In 2010, he founded the Savvy Gallery in Berlin, bringing together art from the West and elsewhere, and in 2017 was one of the curators of Documenta, a prestigious contemporary art event in the German city of Kassel.

Convinced of the belief that history “has been written by a particular type of people, mostly white and men,” Ndikung has had all the rooms in the HKW renamed after women.

These are figures who have “done something important in the advancement of the world” but were “erased” from history, he added. Among them is Frenchwoman Paulette Nardal, born in Martinique in 1896.

She helped inspire the creation of the “negritude” movement, which aimed to develop black literary consciousness, and was the first black woman to study at the Sorbonne in Paris.

Reassessing history

Ndikung’s appointment at the HKW comes as awareness grows in Germany about its colonial past, which has long been overshadowed by the atrocities committed during the era of Adolf Hitler’s Nazis.

Berlin has in recent years started returning looted objects to African countries which it occupied in the early 20th century — Burundi, Rwanda, Tanzania, Namibia and Cameroon.

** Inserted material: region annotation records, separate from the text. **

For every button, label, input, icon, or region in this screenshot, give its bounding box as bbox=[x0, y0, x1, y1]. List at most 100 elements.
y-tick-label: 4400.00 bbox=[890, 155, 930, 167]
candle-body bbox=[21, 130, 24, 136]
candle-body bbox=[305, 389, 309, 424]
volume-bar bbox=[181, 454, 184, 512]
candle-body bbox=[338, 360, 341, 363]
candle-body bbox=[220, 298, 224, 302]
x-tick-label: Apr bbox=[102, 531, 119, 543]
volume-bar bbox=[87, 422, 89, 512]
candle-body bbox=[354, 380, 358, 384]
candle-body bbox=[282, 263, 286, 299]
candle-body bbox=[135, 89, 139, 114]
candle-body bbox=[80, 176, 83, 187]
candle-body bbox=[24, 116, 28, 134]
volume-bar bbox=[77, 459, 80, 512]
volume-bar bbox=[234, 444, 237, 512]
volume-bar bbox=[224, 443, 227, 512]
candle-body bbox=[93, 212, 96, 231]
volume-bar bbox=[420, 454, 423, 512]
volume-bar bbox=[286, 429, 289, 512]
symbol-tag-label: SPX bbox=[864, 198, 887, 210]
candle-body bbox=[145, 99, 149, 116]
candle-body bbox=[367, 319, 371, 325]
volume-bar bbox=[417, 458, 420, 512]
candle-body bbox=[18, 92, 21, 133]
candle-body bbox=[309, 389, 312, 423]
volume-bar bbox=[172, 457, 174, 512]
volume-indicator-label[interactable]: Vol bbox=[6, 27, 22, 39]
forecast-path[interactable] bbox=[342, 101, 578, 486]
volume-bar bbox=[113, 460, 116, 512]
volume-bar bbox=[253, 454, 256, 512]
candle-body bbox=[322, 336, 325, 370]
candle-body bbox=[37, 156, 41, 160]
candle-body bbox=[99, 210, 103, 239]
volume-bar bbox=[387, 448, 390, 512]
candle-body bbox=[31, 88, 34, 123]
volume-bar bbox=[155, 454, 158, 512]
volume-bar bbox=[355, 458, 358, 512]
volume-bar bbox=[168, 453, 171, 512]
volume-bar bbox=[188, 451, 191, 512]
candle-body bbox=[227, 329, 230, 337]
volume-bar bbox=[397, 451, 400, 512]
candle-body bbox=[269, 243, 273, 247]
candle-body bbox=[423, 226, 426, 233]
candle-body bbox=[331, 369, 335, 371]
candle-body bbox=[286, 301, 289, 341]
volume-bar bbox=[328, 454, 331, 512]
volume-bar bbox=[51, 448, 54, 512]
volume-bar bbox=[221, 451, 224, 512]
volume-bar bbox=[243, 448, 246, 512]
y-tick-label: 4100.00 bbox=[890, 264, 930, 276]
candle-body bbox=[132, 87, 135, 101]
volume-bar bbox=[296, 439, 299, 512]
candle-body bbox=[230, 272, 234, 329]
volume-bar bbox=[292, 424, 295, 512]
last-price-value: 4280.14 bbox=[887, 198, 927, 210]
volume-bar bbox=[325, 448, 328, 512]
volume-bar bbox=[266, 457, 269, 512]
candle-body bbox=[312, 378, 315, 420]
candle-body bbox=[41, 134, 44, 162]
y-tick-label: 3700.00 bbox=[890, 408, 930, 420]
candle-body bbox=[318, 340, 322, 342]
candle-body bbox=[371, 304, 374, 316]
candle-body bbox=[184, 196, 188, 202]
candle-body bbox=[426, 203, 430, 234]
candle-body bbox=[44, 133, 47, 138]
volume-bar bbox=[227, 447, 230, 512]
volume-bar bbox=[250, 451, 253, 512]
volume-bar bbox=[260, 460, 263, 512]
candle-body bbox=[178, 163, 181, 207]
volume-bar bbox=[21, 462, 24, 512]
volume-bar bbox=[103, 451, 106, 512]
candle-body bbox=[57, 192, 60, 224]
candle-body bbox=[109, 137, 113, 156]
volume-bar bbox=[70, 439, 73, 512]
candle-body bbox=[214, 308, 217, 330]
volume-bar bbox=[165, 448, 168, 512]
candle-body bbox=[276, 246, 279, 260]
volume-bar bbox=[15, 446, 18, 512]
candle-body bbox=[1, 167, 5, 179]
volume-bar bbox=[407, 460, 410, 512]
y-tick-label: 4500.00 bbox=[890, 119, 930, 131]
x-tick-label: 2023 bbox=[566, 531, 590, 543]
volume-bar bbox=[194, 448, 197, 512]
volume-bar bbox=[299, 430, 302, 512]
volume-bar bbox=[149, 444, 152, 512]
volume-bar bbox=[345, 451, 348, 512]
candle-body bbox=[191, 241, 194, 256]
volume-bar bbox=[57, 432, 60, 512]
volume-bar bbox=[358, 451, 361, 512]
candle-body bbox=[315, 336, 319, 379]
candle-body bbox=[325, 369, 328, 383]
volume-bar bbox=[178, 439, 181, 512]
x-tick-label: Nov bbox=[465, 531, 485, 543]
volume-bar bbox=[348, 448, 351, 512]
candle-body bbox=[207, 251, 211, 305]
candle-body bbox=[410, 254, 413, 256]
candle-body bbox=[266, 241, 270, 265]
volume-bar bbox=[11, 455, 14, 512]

“It’s long overdue,” said Ndikung.

He was born in Cameroon’s capital, Yaounde, into an anglophone family.

The country is majority francophone but also home to an anglophone minority and has faced deadly unrest in English-speaking areas, where armed insurgents are fighting to establish an independent homeland.

One of his dreams is to open a museum in Cameroon “bringing together historical and contemporary objects” from different countries, he said.

He would love to locate it in Bamenda, the capital of Cameroon’s restive Northwest region.

“But there is a war in Bamenda, so I can’t,” he says.